By Nii B. Andrews.
The anecdotal evidence from gallery owners in Accra is that this year has so far been dismal for art sales.
Many individual artists have also confirmed this view.
At ARTcapital Ghana, we were happy to make a few modest purchases to support the art ecosystem during this difficult period.
A research collaboration, spanning January to July 2020, by the cultural economist Clare McAndrew’s company – Art Economics and UBS examined art sales “in the US, UK, and Hong Kong—with a particular focus on how the pandemic has changed their interactions with galleries in the art market.”
There were four main findings for the period.
First, close to one-third of the galleries had to shed staff and over 90% had to close their physical space for a certain period; there was a concomitant average drop of 36% in sales.
Second, there was a marked increase in online sales; they rose to 37% compared to 10% of total sales for the previous year.
Third, dealers were more active with their digital content with respect to sales strategy.
And fourth, the proportion of sales at art fairs decreased markedly from 46% to 16%.
Most dealers indicated that they had shifted their priorities to boosting online sales, cutting costs and “maintaining relationships with existing clients who were seen to be critical to their survival”.
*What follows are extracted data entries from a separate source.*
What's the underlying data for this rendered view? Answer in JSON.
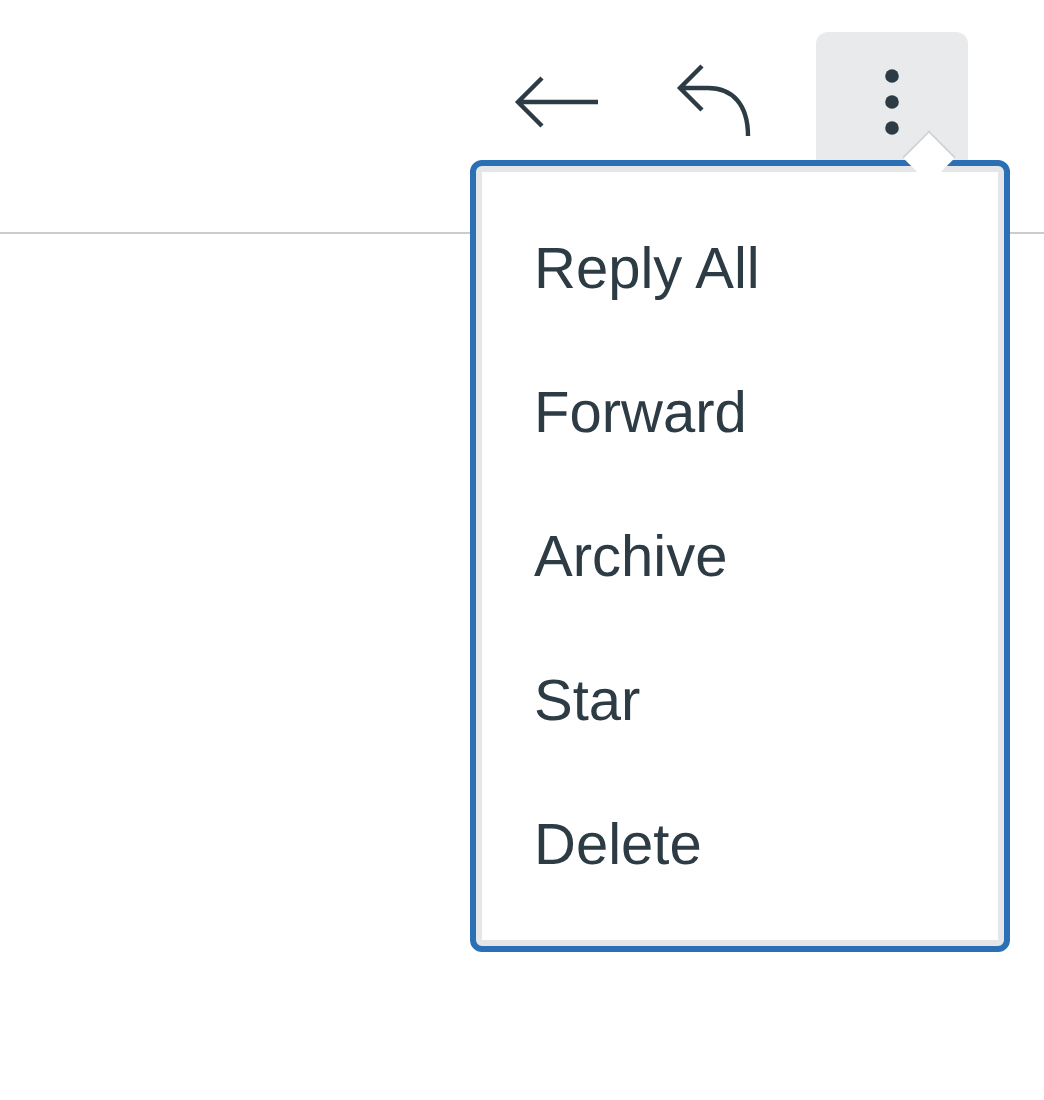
{
  "toolbar": [
    {
      "kind": "back",
      "expanded": false
    },
    {
      "kind": "reply",
      "expanded": false
    },
    {
      "kind": "more",
      "expanded": true
    }
  ],
  "menu": {
    "items": [
      {
        "label": "Reply All"
      },
      {
        "label": "Forward"
      },
      {
        "label": "Archive"
      },
      {
        "label": "Star"
      },
      {
        "label": "Delete"
      }
    ]
  }
}
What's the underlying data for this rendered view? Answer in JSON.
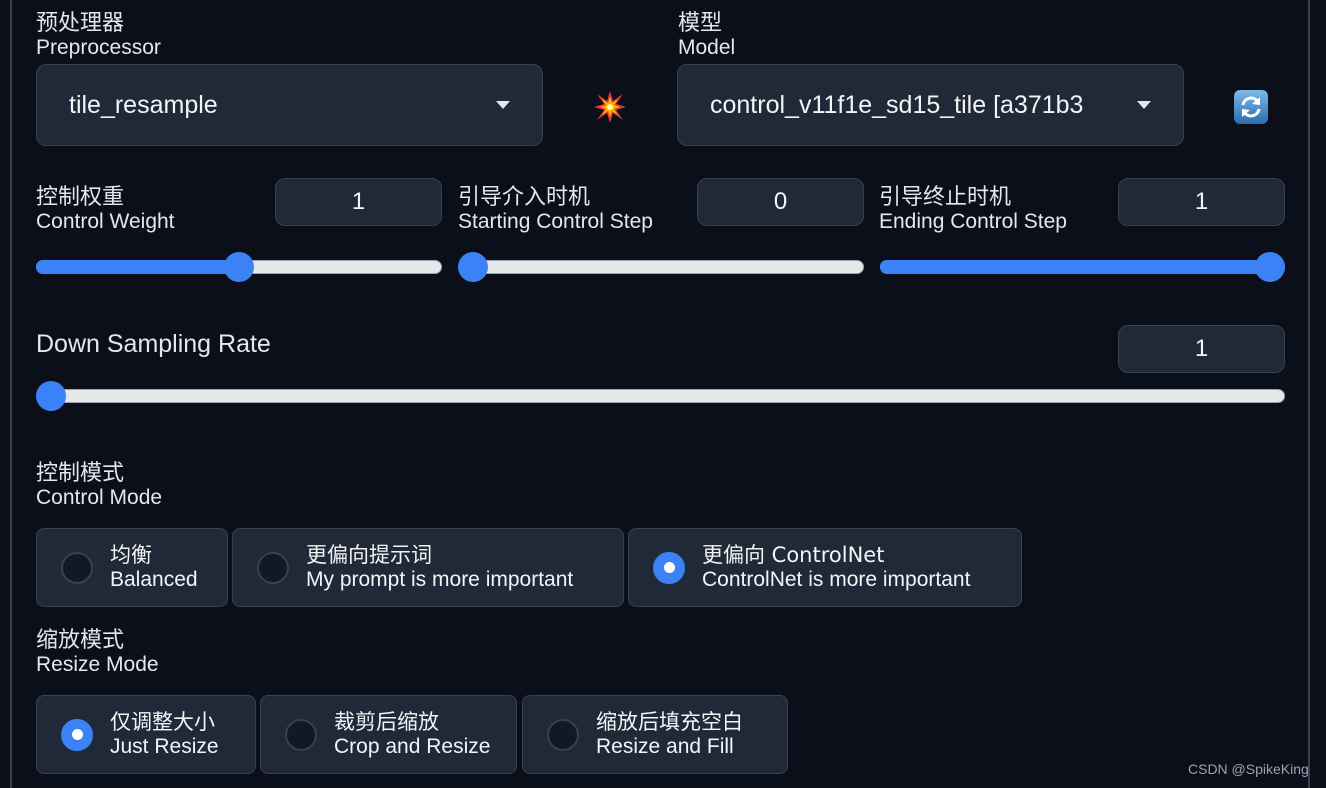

Over 90% of collectors surveyed indicated that they had purchased a work of art during the period; 13% spent over USD 1m and 63% spent over USD100K.
The collectors had a comparatively positive outlook: 59% felt that the pandemic had increased their interest in collecting.
The millennial collectors had the largest share of high spenders, with 14% having spent over USD1 million (compared with just 5% of boomers).
More than 70% of millennials reported that the pandemic had enhanced their interest in collecting art.
Over the long term, collectors’ confidence in the art market is advancing across the board.